Я плюхнулась на скамью на платформе Шатле и стала ждать, мысли разбегались. Арезки опаздывал. С каждым прибывавшим поездом мое раздражение нарастало. Когда он подошел, я не могла преодолеть отчуждения. Моя холодность передалась ему. Мы вышли и оказались на мосту. Рельефно выступали суровые контуры зданий, по воде местами пробегала светлая дрожь. Арезки безмолвствовал, я не посмела сказать: «Остановимся на мгновение». Пустое небо над рекой рождало ощущение свободы, беспредельности пространства.
— Знаешь этот дом?
Наконец–то он заговорил.
— Это префектура полиции. Сейчас мы обогнем ее по набережной.
Я сказала с деланной небрежностью:
— Люсьен сглупил утром.
Арезки взглянул на меня, казалось, он был удивлен.
— Кто тебе сказал?
— Он сам.
— Зачем он это сделал?
— В этом весь Люсьен. Ляпнул, не подумав.
— Да.
Но он был по–прежнему хмур, и я не отступалась.
— Это серьезно?
— Серьезно! — сказал он. — Ерунда.

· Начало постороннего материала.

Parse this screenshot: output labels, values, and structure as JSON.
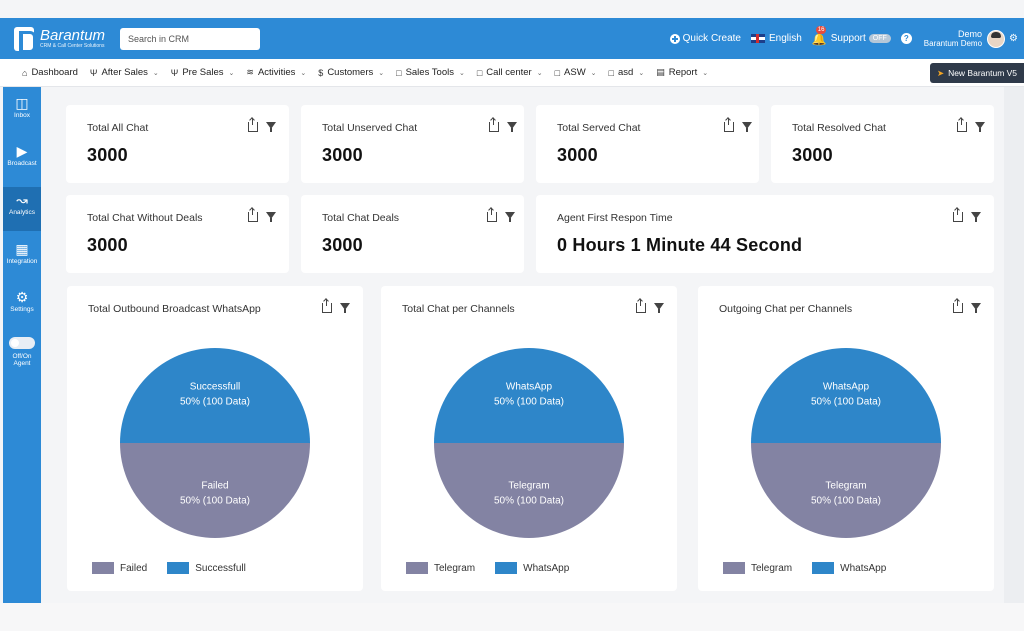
{
  "app": {
    "name": "Barantum",
    "tagline": "CRM & Call Center Solutions"
  },
  "topbar": {
    "search_placeholder": "Search in CRM",
    "quick_create": "Quick Create",
    "language": "English",
    "notification_count": "16",
    "support": "Support",
    "support_state": "OFF",
    "help": "?",
    "user_name": "Demo",
    "user_org": "Barantum Demo"
  },
  "menu": [
    {
      "icon": "home-icon",
      "label": "Dashboard",
      "dropdown": false
    },
    {
      "icon": "users-icon",
      "label": "After Sales",
      "dropdown": true
    },
    {
      "icon": "users-icon",
      "label": "Pre Sales",
      "dropdown": true
    },
    {
      "icon": "activity-icon",
      "label": "Activities",
      "dropdown": true
    },
    {
      "icon": "dollar-icon",
      "label": "Customers",
      "dropdown": true
    },
    {
      "icon": "folder-icon",
      "label": "Sales Tools",
      "dropdown": true
    },
    {
      "icon": "folder-icon",
      "label": "Call center",
      "dropdown": true
    },
    {
      "icon": "folder-icon",
      "label": "ASW",
      "dropdown": true
    },
    {
      "icon": "folder-icon",
      "label": "asd",
      "dropdown": true
    },
    {
      "icon": "chart-icon",
      "label": "Report",
      "dropdown": true
    }
  ],
  "new_version_button": "New Barantum V5",
  "sidebar": [
    {
      "icon": "chat-icon",
      "label": "Inbox",
      "active": false
    },
    {
      "icon": "megaphone-icon",
      "label": "Broadcast",
      "active": false
    },
    {
      "icon": "line-chart-icon",
      "label": "Analytics",
      "active": true
    },
    {
      "icon": "grid-icon",
      "label": "Integration",
      "active": false
    },
    {
      "icon": "gear-icon",
      "label": "Settings",
      "active": false
    }
  ],
  "agent_toggle": {
    "label_line1": "Off/On",
    "label_line2": "Agent"
  },
  "stats": [
    {
      "title": "Total All Chat",
      "value": "3000"
    },
    {
      "title": "Total Unserved Chat",
      "value": "3000"
    },
    {
      "title": "Total Served Chat",
      "value": "3000"
    },
    {
      "title": "Total Resolved Chat",
      "value": "3000"
    },
    {
      "title": "Total Chat Without Deals",
      "value": "3000"
    },
    {
      "title": "Total Chat Deals",
      "value": "3000"
    },
    {
      "title": "Agent First Respon Time",
      "value": "0 Hours 1 Minute 44 Second"
    }
  ],
  "colors": {
    "primary": "#2d8ad6",
    "pie_blue": "#2e86c9",
    "pie_gray": "#8383a3"
  },
  "chart_data": [
    {
      "type": "pie",
      "title": "Total Outbound Broadcast WhatsApp",
      "slices": [
        {
          "name": "Successfull",
          "value": 100,
          "label": "50% (100 Data)",
          "color": "#2e86c9"
        },
        {
          "name": "Failed",
          "value": 100,
          "label": "50% (100 Data)",
          "color": "#8383a3"
        }
      ],
      "legend": [
        "Failed",
        "Successfull"
      ],
      "legend_placement": "bottom"
    },
    {
      "type": "pie",
      "title": "Total Chat per Channels",
      "slices": [
        {
          "name": "WhatsApp",
          "value": 100,
          "label": "50% (100 Data)",
          "color": "#2e86c9"
        },
        {
          "name": "Telegram",
          "value": 100,
          "label": "50% (100 Data)",
          "color": "#8383a3"
        }
      ],
      "legend": [
        "Telegram",
        "WhatsApp"
      ],
      "legend_placement": "bottom"
    },
    {
      "type": "pie",
      "title": "Outgoing Chat per Channels",
      "slices": [
        {
          "name": "WhatsApp",
          "value": 100,
          "label": "50% (100 Data)",
          "color": "#2e86c9"
        },
        {
          "name": "Telegram",
          "value": 100,
          "label": "50% (100 Data)",
          "color": "#8383a3"
        }
      ],
      "legend": [
        "Telegram",
        "WhatsApp"
      ],
      "legend_placement": "bottom"
    }
  ]
}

Только вот для тебя. Немного для меня, но, главное, для тебя.
— Меня это не трогает.
Я выкрикнула это. Сейчас это так. Меня обволакивает мягкое тепло, этого мне достаточно. Анна очень точно выразила это, когда писала брату: «С вами я ощущаю себя». И я в этот вечер ощущаю себя, ощущаю город. Город существует независимо от Арезки, но я ощущаю город через него.
Дождь множит миражи.
— Надень шарф, вымокнешь.
Мне приятно, что он держит мою сумку, пока я завязываю концы платка под подбородком, мы снова трогаемся.
Что тут поделаешь? Для нас обоих было бы лучше, чтоб все оставалось в тайне. Теперь мы натерпимся от них, ты в особенности. А, пустяк. Но ты из–за этого не переменишь ко мне отношения?
В моем смешке уверенность.
— Если бы я не был эгоистом, я посоветовал бы тебе уйти с завода, поступить на другую работу. Но мне нравится видеть тебя рядом, особенно по утрам: я вхожу, высматриваю тебя, нахожу. В конце концов… Ладно, поживем — увидим.
— Тебе здесь нравится, — заговаривает он снова. — Я так и думал. Я тоже люблю эти места, но это опасный квартал.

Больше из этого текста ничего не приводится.